Первое из его возражений связано с критикой отцом прагматизма Пирсом декартовского принципа радикального методологического сомнения. Декарт, как известно, строил свою философию сознания и познания, исходя из найденной им в самом сознании неискоренимой истины, состоящей в том, что сомнение несомненно. Эта истина обретается в акте самосознания индивида. Данная истина у Декарта является моментом совпадения теоретического и практического: истинная мысль одновременно является действием. Отсюда вытекает и еще одно открытие Декарта, заключающееся в том, что человеком можно манипулировать до определенного уровня. На уровне сознания индивид не манипулируем. Пирс подверг критике декартовский принцип методологического сомнения: он считает, что человек не может сомневаться во всем на свете.[3] Человек может сомневаться в чем-то, имея для этого реальные основания (психологические или эмпирические). Перед Апелем возникает задача рефлексивного обоснования непреложных истин не с позиции рефлексивной субъективности, как у Декарта, а с позиции рефлексивной интерсубъективности. Здесь возникает вопрос о статусе методологического сомнения как исходного пункта аргументации и как основания рефлексии. Для Хабермаса спорным является факт экстраполяции принципа методологического сомнения в сферу интерсубъективности. Для Апеля такой прием возможен, поскольку он понимает природу дискурса иначе, чем Хабермас. Апель в отличие от Хабермаса исходит из существования иерархии дискурсов. Он полагает, что статус дискурса самого высокого порядка иной, чем статус речевого общения участников коммуникации в рамках жизненного мира. Хабермас же, в противоположность Апелю, апеллирует к укорененности дискурса в жизненном мире, представляющем для участников дискурса набор таких схем аргументации и такую структуру релевантностей, которые не могут быть поставлены под вопрос участниками дискурса, поскольку являются условием его возможности, слабой трансцендентальной предпосылкой дискурса. Отсюда вытекает невозможность корректной переинтерпретации декартовского принципа методологического сомнения в русле философии рефлексивной интерсубъективности. Еще Гегель, критикуя трансцендентализм Фихте, писал: “Достоверное представляет собой субъективное, а так как оно должно продолжать быть основанием, то и дальнейшее остается субъективным”. В ответ на возражения Хабермаса Апель утверждает, что обращается только к “относящимся к языковой игре, уже интерпретированным в языке достоверным данным”.[4]

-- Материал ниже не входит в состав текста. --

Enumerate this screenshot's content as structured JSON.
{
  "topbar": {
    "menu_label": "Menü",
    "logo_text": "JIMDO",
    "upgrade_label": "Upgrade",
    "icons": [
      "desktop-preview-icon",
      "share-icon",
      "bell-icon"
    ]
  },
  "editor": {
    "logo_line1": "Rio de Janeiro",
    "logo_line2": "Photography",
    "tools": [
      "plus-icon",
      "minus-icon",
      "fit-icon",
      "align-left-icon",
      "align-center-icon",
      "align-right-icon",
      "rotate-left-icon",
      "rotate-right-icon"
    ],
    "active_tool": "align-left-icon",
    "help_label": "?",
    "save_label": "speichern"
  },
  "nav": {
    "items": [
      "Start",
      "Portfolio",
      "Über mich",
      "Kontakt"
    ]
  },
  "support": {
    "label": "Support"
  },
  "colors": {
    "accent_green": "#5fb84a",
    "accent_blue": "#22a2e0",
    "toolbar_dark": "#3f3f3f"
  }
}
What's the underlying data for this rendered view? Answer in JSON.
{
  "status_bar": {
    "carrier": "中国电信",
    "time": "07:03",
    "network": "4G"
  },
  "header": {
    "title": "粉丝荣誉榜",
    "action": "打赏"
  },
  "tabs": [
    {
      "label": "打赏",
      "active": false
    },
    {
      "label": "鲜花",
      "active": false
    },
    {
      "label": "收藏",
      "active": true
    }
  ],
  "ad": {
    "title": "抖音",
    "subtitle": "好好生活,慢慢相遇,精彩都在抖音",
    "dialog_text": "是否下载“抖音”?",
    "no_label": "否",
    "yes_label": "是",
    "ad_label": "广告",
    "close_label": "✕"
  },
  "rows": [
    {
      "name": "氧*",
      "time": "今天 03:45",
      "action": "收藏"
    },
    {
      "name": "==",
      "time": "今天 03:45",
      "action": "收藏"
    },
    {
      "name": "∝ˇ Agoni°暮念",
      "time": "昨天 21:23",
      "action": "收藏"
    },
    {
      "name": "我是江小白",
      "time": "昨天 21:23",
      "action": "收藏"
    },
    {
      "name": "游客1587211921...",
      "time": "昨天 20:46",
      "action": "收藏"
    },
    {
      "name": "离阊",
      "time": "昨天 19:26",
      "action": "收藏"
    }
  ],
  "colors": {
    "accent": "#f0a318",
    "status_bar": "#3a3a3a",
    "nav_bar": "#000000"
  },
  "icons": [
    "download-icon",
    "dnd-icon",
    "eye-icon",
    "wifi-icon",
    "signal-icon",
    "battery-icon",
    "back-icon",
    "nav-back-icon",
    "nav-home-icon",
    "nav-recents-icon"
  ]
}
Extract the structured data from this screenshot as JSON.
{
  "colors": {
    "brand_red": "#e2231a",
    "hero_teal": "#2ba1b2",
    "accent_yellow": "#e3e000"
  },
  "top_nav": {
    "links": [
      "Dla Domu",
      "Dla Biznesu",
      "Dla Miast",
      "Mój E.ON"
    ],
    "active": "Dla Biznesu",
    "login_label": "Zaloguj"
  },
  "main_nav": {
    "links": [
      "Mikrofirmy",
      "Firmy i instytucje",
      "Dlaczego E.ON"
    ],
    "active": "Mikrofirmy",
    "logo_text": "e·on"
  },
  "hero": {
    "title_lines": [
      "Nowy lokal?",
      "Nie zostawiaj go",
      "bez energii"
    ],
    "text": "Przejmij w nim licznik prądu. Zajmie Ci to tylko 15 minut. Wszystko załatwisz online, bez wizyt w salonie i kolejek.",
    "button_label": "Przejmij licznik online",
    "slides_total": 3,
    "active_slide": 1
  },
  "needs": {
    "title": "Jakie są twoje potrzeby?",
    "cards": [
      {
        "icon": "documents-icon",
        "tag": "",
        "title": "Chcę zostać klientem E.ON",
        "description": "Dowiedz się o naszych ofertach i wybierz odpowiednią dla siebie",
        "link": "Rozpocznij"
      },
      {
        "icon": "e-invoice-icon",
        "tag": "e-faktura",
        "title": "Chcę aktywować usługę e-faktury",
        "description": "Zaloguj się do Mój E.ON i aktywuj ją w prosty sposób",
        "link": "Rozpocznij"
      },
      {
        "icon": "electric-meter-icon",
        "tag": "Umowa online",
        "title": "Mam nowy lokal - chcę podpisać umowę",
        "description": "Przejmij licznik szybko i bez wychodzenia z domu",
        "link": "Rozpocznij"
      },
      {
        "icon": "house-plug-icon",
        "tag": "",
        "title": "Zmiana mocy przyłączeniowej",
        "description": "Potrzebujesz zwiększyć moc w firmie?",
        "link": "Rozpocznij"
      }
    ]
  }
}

Апель и Хабермас дают противоположный ответ на вопрос о том, достаточно ли для философского дискурса обращаться к ресурсам понимания социокультурных жизненных миров (т.е. речь идет о тех ресурсах, которые не подлежат объективации, но вместе с тем, подобно достоверным убеждениям в “жизненной форме” у Витгенштейна, являются той основой, опираясь на которую можно сомневаться по поводу тех или иных утверждений) или, помимо этого, необходимо также обращаться к тем предпосылкам философского дискурса, которые делают его возможным как аргументативный дискурс и отличают аргументативный дискурс от всех форм коммуникации в жизненном мире, т.е. является ли философский дискурс дискурсом жизненного мира или он выступает метадискурсом по отношению к дискурсам жизненного мира.
Исходя из существования иерархии дискурсов и допуская возможность окончательного обоснования предложений дискурсивной этики, Апель оставляет за скобками своей теории и жизненный мир в его историческом развитии, и внешние по отношению к жизненному миру факторы, такие, как система. Хабермас, отрицая наличие иерархии дискурсов и обосновывая дискурсивную этику, обращается к ресурсам понимания жизни, укорененным в жизненном мире. Отсюда его внимание к проблеме воспроизводства общества, взаимосвязи процессов материального воспроизводства и воспроизводства структур жизненного мира.